Restoring the F8 Function During Boot:
This requires at least one line of code in the command prompt (run as administrator) and some corresponding changes to the System Configuration boot tab settings. I just tested it with Windows 10 Version 1703 and it still works. I set up the one basic Safe Mode with the minimal boot configuration and when you boot you have a choice of the normal Windows 10 boot or booting in safe mode. If you let it timeout without pressing a key, it will boot normally. For instructions, see the following:
1. Before version 1703, I had the white on blue menu set up with all of the safe modes like the article shows. It went away with the update and when I just put one safe mode back this week, it was the white on black text screen like Windows 7 and previous versions had because I had previously run the command for the other method in the link “return to accessing the classic menu with the F8 key” mentioned in article to change the bootmenupolicy to legacy (link below). The F8 key still would not interrupt the boot process for my tablet, but after getting the boot menu from the other method, pressing the F8 key would take you to the complete list of boot options. Changing the bootmenupolicy back to standard made it the white on blue screen again, but there was no F8 key function to get the other options.

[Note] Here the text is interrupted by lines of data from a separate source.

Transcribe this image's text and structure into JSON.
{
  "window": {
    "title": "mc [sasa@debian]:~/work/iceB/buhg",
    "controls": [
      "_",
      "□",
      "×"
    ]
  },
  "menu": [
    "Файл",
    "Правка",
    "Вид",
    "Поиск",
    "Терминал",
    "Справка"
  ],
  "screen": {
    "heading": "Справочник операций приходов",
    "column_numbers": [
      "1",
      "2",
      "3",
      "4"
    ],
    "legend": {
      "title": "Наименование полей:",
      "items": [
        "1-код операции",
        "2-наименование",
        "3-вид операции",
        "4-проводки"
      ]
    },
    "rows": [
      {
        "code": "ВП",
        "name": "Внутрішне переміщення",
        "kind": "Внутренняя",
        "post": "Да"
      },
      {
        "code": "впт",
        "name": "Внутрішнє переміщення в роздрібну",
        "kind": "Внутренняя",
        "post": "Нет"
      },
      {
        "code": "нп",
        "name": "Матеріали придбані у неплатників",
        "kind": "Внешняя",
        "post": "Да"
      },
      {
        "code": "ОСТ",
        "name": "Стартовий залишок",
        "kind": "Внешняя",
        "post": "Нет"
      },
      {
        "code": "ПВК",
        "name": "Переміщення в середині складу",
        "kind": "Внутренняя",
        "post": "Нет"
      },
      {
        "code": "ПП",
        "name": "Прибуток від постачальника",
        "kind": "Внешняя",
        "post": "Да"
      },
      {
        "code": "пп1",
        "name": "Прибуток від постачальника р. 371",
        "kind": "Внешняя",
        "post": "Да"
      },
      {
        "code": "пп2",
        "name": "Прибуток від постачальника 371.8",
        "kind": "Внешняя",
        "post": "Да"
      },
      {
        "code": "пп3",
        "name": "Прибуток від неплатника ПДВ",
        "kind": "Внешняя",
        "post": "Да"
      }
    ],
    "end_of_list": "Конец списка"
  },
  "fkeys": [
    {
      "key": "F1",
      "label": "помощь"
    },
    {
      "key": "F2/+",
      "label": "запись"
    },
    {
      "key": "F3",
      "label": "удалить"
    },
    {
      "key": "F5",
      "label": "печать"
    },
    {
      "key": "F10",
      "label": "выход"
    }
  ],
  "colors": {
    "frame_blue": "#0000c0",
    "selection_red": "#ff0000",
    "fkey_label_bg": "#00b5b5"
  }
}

2. Microsoft is trying to move us from command prompt to PowerShell, so the menu when you right-click the start icon or press Windows+X no longer lists command prompt in version 1703. It is easiest to type cmd in the search box and then right-click on the app in the results and choose “Run as administrator.” Some commands will work the same in PowerShell as in the command prompt but some like bcdedit do not. If PowerShell is new to you, type help at the prompt for some information on getting help to use it.